En la pantalla se veía la repetición: el defensor rival iba
con la pierna levantada, con el pie a la altura de la rodilla, e impactaba de
refilón (muy de refilón) con la rótula del delantero; este caía y se revolvía
de fingido dolor, mientras el árbitro aparecía en el encuadre corriendo con la
tarjeta roja en la mano. El defensor, indiferente a su expulsión, se agachaba
con gesto recio y susurraba unas palabras en el oído del agonizante caído; por
cómo se incorporó el delantero ‒de un salto, lleno de energía y sin el menor
rastro de su dolencia‒ se habría dicho que el defensor pronunció algún conjuro mágico,
una oración sanadora, algo digno del show evangelista de los domingos. Las
escenas continuaban: una vez de pie, el delantero empujaba al defensor en tres
ángulos de cámara diferentes, seguido por un jab de izquierda que no llegó a destino; no obstante, el defensor
caía como peso muerto, tomándose la cara con ambas manos, en un gesto mezcla de
sufrimiento y necesidad de ocultar la risa. El árbitro, testigo en primerísimo
plano, volvía a alzar la tarjeta roja, esta vez castigando al delantero.

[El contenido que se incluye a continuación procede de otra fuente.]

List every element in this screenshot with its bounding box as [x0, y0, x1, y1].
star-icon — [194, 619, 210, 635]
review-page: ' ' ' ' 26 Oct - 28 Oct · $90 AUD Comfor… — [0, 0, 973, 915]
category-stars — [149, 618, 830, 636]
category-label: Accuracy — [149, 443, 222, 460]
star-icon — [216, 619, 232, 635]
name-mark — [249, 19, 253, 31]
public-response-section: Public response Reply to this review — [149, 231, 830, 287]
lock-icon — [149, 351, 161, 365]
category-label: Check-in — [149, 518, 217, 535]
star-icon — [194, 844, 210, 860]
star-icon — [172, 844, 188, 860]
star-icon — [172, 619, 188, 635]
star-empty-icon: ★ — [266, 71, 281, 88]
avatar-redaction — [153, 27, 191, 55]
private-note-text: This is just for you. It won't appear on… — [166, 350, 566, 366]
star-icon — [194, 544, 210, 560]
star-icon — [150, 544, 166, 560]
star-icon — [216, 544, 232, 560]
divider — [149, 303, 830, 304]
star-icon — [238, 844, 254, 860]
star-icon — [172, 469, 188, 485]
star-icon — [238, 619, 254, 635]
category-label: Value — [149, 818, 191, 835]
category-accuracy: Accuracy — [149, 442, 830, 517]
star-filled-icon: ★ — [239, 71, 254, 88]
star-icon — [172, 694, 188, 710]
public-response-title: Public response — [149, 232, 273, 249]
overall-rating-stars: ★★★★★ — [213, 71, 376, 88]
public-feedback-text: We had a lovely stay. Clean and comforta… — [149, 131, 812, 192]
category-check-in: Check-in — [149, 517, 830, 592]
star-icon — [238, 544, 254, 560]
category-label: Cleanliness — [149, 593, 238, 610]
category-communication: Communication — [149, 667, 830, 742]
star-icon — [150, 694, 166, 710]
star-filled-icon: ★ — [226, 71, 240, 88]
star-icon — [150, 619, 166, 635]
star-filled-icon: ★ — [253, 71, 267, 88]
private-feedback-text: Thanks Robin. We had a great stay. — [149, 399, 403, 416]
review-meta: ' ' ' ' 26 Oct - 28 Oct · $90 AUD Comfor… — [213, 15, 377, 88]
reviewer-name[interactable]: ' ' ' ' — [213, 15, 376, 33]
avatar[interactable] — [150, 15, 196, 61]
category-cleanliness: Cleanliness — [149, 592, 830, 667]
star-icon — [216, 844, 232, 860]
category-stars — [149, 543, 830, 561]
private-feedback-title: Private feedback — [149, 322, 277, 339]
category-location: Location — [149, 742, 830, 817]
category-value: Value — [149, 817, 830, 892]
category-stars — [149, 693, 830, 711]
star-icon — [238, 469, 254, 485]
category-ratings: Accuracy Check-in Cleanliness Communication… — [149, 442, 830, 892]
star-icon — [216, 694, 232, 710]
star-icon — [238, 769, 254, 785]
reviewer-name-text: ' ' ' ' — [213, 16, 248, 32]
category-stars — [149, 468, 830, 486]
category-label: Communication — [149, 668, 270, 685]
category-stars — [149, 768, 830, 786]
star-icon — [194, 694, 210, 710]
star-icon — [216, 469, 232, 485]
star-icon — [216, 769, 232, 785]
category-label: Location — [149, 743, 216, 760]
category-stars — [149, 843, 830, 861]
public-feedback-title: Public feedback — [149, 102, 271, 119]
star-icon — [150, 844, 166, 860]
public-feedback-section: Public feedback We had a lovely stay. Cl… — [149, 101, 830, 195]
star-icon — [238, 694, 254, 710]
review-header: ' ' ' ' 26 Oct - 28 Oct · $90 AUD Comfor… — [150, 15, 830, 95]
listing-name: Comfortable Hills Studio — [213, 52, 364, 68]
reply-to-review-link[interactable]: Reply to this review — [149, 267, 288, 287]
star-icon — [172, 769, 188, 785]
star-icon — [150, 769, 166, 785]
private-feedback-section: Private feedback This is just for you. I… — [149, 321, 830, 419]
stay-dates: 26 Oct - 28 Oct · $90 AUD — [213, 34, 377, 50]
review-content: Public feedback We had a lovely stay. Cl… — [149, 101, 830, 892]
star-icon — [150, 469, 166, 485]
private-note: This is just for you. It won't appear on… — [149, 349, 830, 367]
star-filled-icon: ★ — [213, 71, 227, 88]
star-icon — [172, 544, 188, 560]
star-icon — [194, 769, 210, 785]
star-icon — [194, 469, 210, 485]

‒¡Qué boludo! ¡Mirá cómo se hizo echar! ‒rezongó Cacho.
‒A estos jugadores les falta cabeza ‒asintió el Rober.
‒¡Ya estaba! Había conseguido que expulsaran al otro animal…
pero no va y se prende en el quilombo. ¡Qué boludo! ‒continuó despotricando
Cacho.
‒Esto no le hubiera pasado al Toto Bonciotti ‒recordó el
Rober.
‒¿Bonchoti? ¿Y ese
quién es? ‒preguntó Cacho en su cándida juventud.